Genetic evidence suggests that all humans alive today, despite apparent variety, are descended from a very small population, perhaps between 1,000 to 10,000 breeding pairs about 70,000 years ago.

The Cambrian explosion or Cambrian radiation,
the Permian mass extinction and the K-T extinction

The Cambrian explosion or Cambrian radiation was the relatively rapid appearance, over a period of many million years, of most major groups of complex animals around 530 million years ago, as found in the fossil record. This was accompanied by a major diversification of other organisms, including animals, phytoplankton, and calcimicrobes. Before about 580 million years ago, most organisms were simple, composed of individual cells occasionally organized into colonies. Over the following 70 or 80 million years the rate of evolution accelerated by an order of magnitude (as defined in terms of the extinction and origination rate of species) and the diversity of life began to resemble today’s.

 

 

 

... all caused by violent volcanic eruptions?

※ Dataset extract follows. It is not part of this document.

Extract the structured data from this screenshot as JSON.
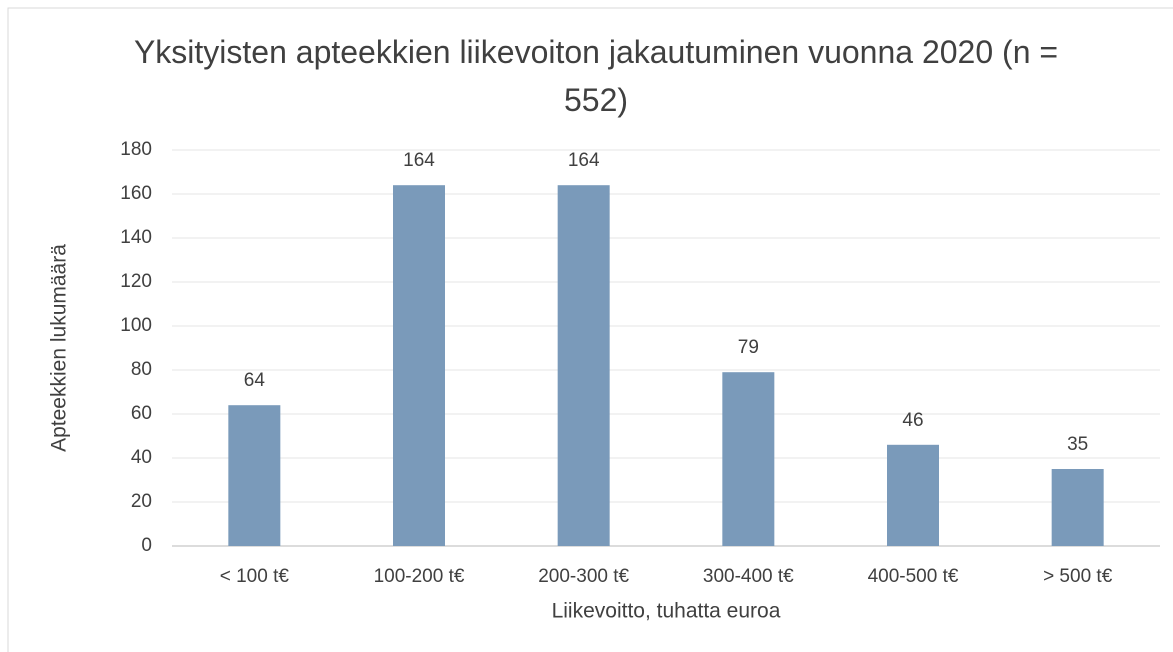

The Cambrian explosion has generated extensive scientific debate. The seemingly rapid appearance of fossils in the “Primordial Strata” was noted as early as the mid 19th century, and Charles Darwin saw it as one of the main objections that could be made against his theory of evolution by natural selection.
The long-running puzzlement about the appearance of the Cambrian fauna, seemingly abruptly and from nowhere, centers on three key points: whether there really was a mass diversification of complex organisms over a relatively short period of time during the early Cambrian; what might have caused such rapid change; and what it would imply about the origin and evolution of animals. Interpretation is difficult due to a limited supply of evidence, based mainly on an incomplete fossil record and chemical signatures left in Cambrian rocks.

 

The super-continent of Permia, 250 million years ago

The Permian Mass Extinction which ocurred 250 million years ago, wiped out 95% of the existing species, and began the age of the Dinosaurs.
The mass extinction event at the end of the Permian period -- where more than two-thirds of reptile and amphibian families perished and 95% of oceans life forms became extinct -- was probably caused by poisonous volcanic gas, according to research published in the journal Geology. The researchers believe that volcanic gases from the eruption, near present day Siberia, depleted earth's protective ozone layer and acidified the land and sea.